Ryn is morbidly pessimistic, blaming the world for his problems. He would probably see past the anger if he could still... well, see.

Asher sees the good in everyone, probably best since she blocks out what everyone says about her. Not by choice, but she does it.

The pair are forced to form a bond after becoming partners in group therapy as a desperate attempt to bring some light into their lives, starting with writing letters to each other. No one expected a third letter to arrive.

// Cover by ireumeun.chloe


8. Seven ∞ Friends

Asher and Ryn decide to write their letters in person, agreeing to meet at Ryn's house, two days later at midday.


Asher arrives a few minutes early and stands on the pavement opposite the house. She rode her bike: Ryn lives on the other side of town and her mother wasn't home to drive her. The house is painted powder blue, the windows framed with white and bushes of pale pink roses bordering the path. There’s a wooden gate and picket fence, both painted white, although the colour is cracked and fading to reveal the brown underneath. It looks like the dollhouse she dreamed of having when she was younger.


There’s a car in the driveway so Asher crosses the road and opens the gate, presuming somebody is home. She leans her bike against the fence before knocking on the door. A blue sticky note falls off.


I’m in town, Ryn’s upstairs.

Leave packages with the neighbour.

Let yourself in if we’re expecting you.



Asher decides to let herself in.




Ryn’s bedroom is dark. It’s been like that ever since his final operation. The lights are always off and the curtains are shut. After all, there’s no reason for them to be open.


Although he can’t see the darkness, he likes knowing that it’s there. He likes remembering how the darkness used to help him think clearly as there was nothing for him to be distracted by. He likes remembering the times where he would lay on his bed during summer nights, windows open to feel the cool breeze, old Bon Jovi albums playing softly through his speakers. He likes remembering how he would feel relaxed without having to see anything.


Now that he can’t escape from the darkness, he has to embrace it.
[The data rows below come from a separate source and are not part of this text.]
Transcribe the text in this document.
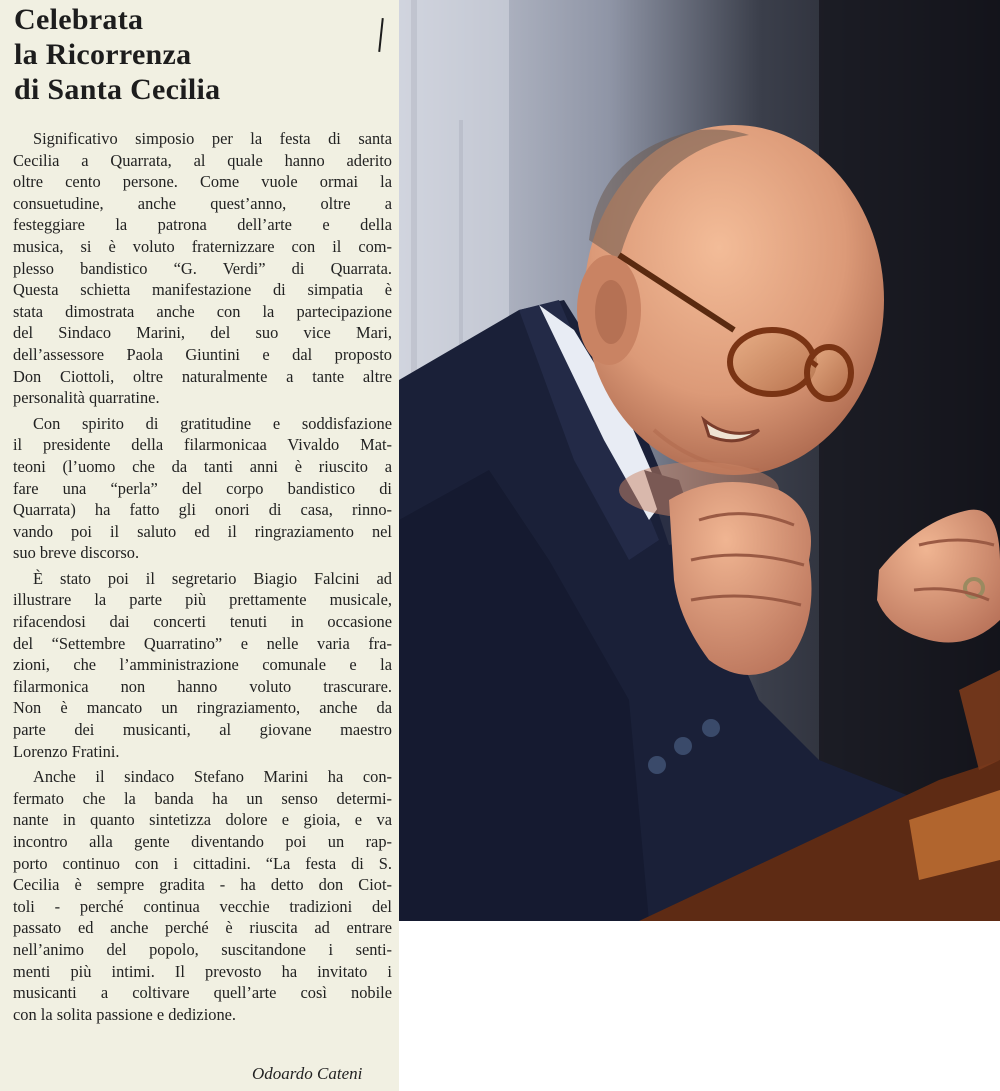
Celebrata
la Ricorrenza
di Santa Cecilia
Significativo simposio per la festa di santa
Cecilia a Quarrata, al quale hanno aderito
oltre cento persone. Come vuole ormai la
consuetudine, anche quest’anno, oltre a
festeggiare la patrona dell’arte e della
musica, si è voluto fraternizzare con il com-
plesso bandistico “G. Verdi” di Quarrata.
Questa schietta manifestazione di simpatia è
stata dimostrata anche con la partecipazione
del Sindaco Marini, del suo vice Mari,
dell’assessore Paola Giuntini e dal proposto
Don Ciottoli, oltre naturalmente a tante altre
personalità quarratine.
Con spirito di gratitudine e soddisfazione
il presidente della filarmonicaa Vivaldo Mat-
teoni (l’uomo che da tanti anni è riuscito a
fare una “perla” del corpo bandistico di
Quarrata) ha fatto gli onori di casa, rinno-
vando poi il saluto ed il ringraziamento nel
suo breve discorso.
È stato poi il segretario Biagio Falcini ad
illustrare la parte più prettamente musicale,
rifacendosi dai concerti tenuti in occasione
del “Settembre Quarratino” e nelle varia fra-
zioni, che l’amministrazione comunale e la
filarmonica non hanno voluto trascurare.
Non è mancato un ringraziamento, anche da
parte dei musicanti, al giovane maestro
Lorenzo Fratini.
Anche il sindaco Stefano Marini ha con-
fermato che la banda ha un senso determi-
nante in quanto sintetizza dolore e gioia, e va
incontro alla gente diventando poi un rap-
porto continuo con i cittadini. “La festa di S.
Cecilia è sempre gradita - ha detto don Ciot-
toli - perché continua vecchie tradizioni del
passato ed anche perché è riuscita ad entrare
nell’animo del popolo, suscitandone i senti-
menti più intimi. Il prevosto ha invitato i
musicanti a coltivare quell’arte così nobile
con la solita passione e dedizione.
Odoardo Cateni
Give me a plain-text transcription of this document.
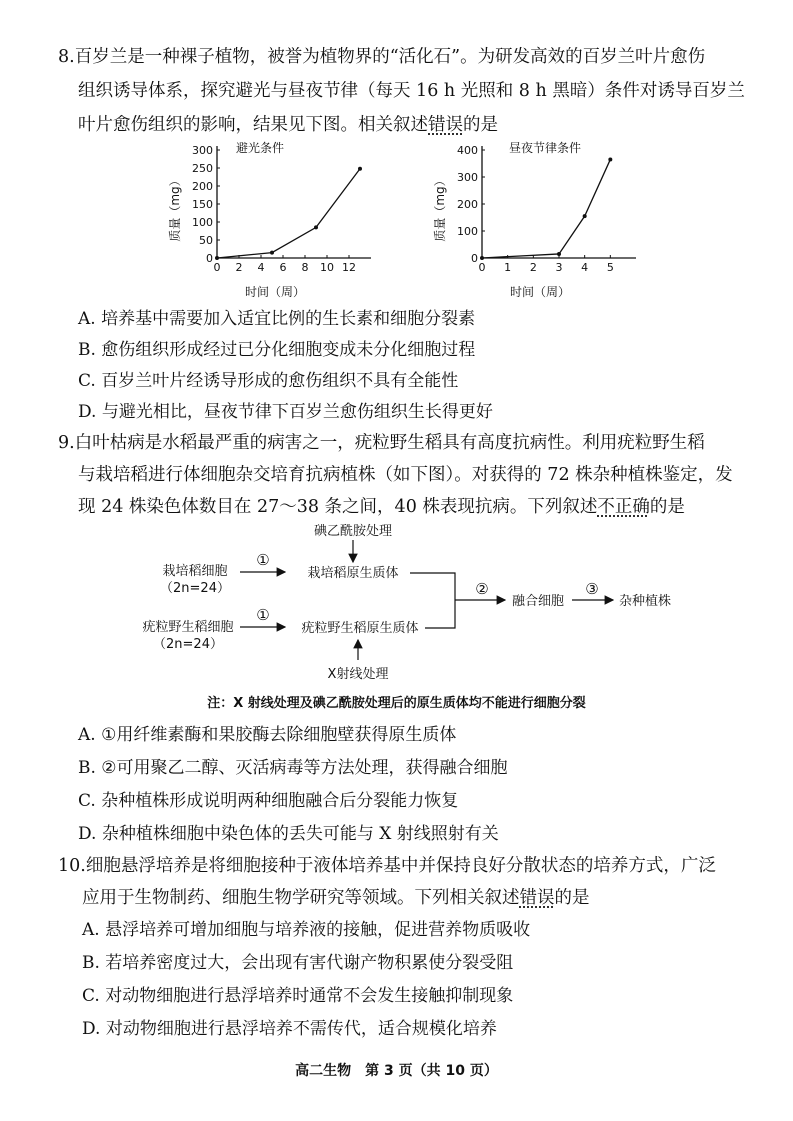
8.百岁兰是一种裸子植物，被誉为植物界的“活化石”。为研发高效的百岁兰叶片愈伤
组织诱导体系，探究避光与昼夜节律（每天 16 h 光照和 8 h 黑暗）条件对诱导百岁兰
叶片愈伤组织的影响，结果见下图。相关叙述错误的是
避光条件
0 2 4 6 8 10 12
0
50
100
150
200
250
300
时间（周）
质量（mg）
昼夜节律条件
0 1 2 3 4 5
0
100
200
300
400
时间（周）
质量（mg）
A. 培养基中需要加入适宜比例的生长素和细胞分裂素
B. 愈伤组织形成经过已分化细胞变成未分化细胞过程
C. 百岁兰叶片经诱导形成的愈伤组织不具有全能性
D. 与避光相比，昼夜节律下百岁兰愈伤组织生长得更好
9.白叶枯病是水稻最严重的病害之一，疣粒野生稻具有高度抗病性。利用疣粒野生稻
与栽培稻进行体细胞杂交培育抗病植株（如下图）。对获得的 72 株杂种植株鉴定，发
现 24 株染色体数目在 27～38 条之间，40 株表现抗病。下列叙述不正确的是
碘乙酰胺处理
栽培稻细胞
（2n=24）
①
栽培稻原生质体
疣粒野生稻细胞
（2n=24）
①
疣粒野生稻原生质体
X射线处理
②
融合细胞
③
杂种植株
注：X 射线处理及碘乙酰胺处理后的原生质体均不能进行细胞分裂
A. ①用纤维素酶和果胶酶去除细胞壁获得原生质体
B. ②可用聚乙二醇、灭活病毒等方法处理，获得融合细胞
C. 杂种植株形成说明两种细胞融合后分裂能力恢复
D. 杂种植株细胞中染色体的丢失可能与 X 射线照射有关
10.细胞悬浮培养是将细胞接种于液体培养基中并保持良好分散状态的培养方式，广泛
应用于生物制药、细胞生物学研究等领域。下列相关叙述错误的是
A. 悬浮培养可增加细胞与培养液的接触，促进营养物质吸收
B. 若培养密度过大，会出现有害代谢产物积累使分裂受阻
C. 对动物细胞进行悬浮培养时通常不会发生接触抑制现象
D. 对动物细胞进行悬浮培养不需传代，适合规模化培养
高二生物　第 3 页（共 10 页）
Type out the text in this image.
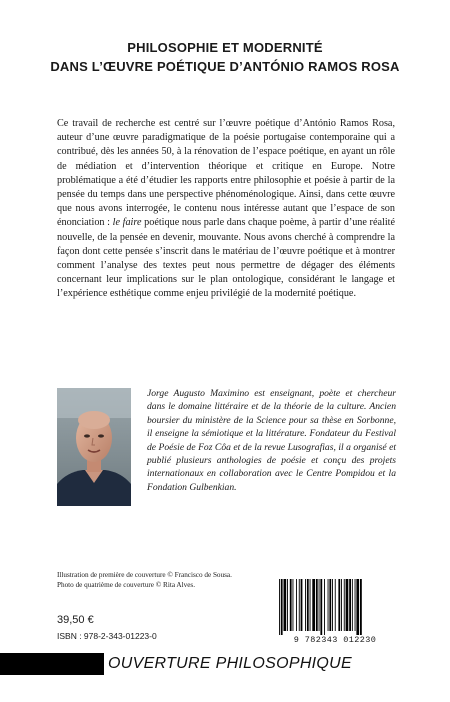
PHILOSOPHIE ET MODERNITÉ
DANS L’ŒUVRE POÉTIQUE D’ANTÓNIO RAMOS ROSA

Ce travail de recherche est centré sur l’œuvre poétique d’António Ramos Rosa, auteur d’une œuvre paradigmatique de la poésie portugaise contemporaine qui a contribué, dès les années 50, à la rénovation de l’espace poétique, en ayant un rôle de médiation et d’intervention théorique et critique en Europe. Notre problématique a été d’étudier les rapports entre philosophie et poésie à partir de la pensée du temps dans une perspective phénoménologique. Ainsi, dans cette œuvre que nous avons interrogée, le contenu nous intéresse autant que l’espace de son énonciation : le faire poétique nous parle dans chaque poème, à partir d’une réalité nouvelle, de la pensée en devenir, mouvante. Nous avons cherché à comprendre la façon dont cette pensée s’inscrit dans le matériau de l’œuvre poétique et à montrer comment l’analyse des textes peut nous permettre de dégager des éléments concernant leur implications sur le plan ontologique, considérant le langage et l’expérience esthétique comme enjeu privilégié de la modernité poétique.

Jorge Augusto Maximino est enseignant, poète et chercheur dans le domaine littéraire et de la théorie de la culture. Ancien boursier du ministère de la Science pour sa thèse en Sorbonne, il enseigne la sémiotique et la littérature. Fondateur du Festival de Poésie de Foz Côa et de la revue Lusografias, il a organisé et publié plusieurs anthologies de poésie et conçu des projets internationaux en collaboration avec le Centre Pompidou et la Fondation Gulbenkian.

Illustration de première de couverture © Francisco de Sousa.
Photo de quatrième de couverture © Rita Alves.
39,50 €
ISBN : 978-2-343-01223-0	9 782343 012230
OUVERTURE PHILOSOPHIQUE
Ryn is enjoying the darkness until he hears the front door open. He presumes it’s just his father returning from town, but his father would yell up the stairs to announce his presence.


His bedroom door is pushed open and someone knocks on it. “Ryn?”


It’s a girl’s voice, one that he recognises, so he doesn’t feel the need to grab his phone and call for the police. “Who’s there.”


“It’s Asher. The note on the door said…”


“I know what the note said. Come on in.”




Although they’ve just met, Asher decides that Ryn will be her new best friend, even though he doesn’t know that yet.


“Do you like this song?” Asher asks, playing the first few seconds of a long she loved the lyrics of but never got to listen to.


Ryn’s face crinkles in disgust. “I’m not really a fan of country.”


Neither was she, at least not when she could still hear. She contemplates her next words. “Can you tell me what it sounds like?”


“When did you lose your hearing?”


“Five years ago. Why do you ask?”


“I need to compare it to a song that came out when you could still hear.” Ryn begins typing something into his computer. When Asher looks over at his screen, she sees that he has typed a list of songs that she recognises.


“That song must be terrible…”


Asher plays another song and Ryn types up a list, giving her time to take a photo of his screen so she can always replace the tune in her head with one that is closer to being correct.


This continues for the next few hours, long past the time Asher’s mother wanted her back and Ryn’s father returned home. Asher got along surprisingly well with Ryn’s father:  he knew basic sign language to say hello and ask how she was, and he told a few jokes that made her laugh. He seemed to stare too much whenever he looked at her but she pretended to ignore it.


It’s another hour later when Ryn dashes across the room and fumbles for the lamp on his bedside table, knocking off pill packets as he flicks the switch. The room is illuminated with yellow light.


“What was that for?” Asher asks, squinting against the sudden brightness.


Ryn shrugs. “I forgot you could see.”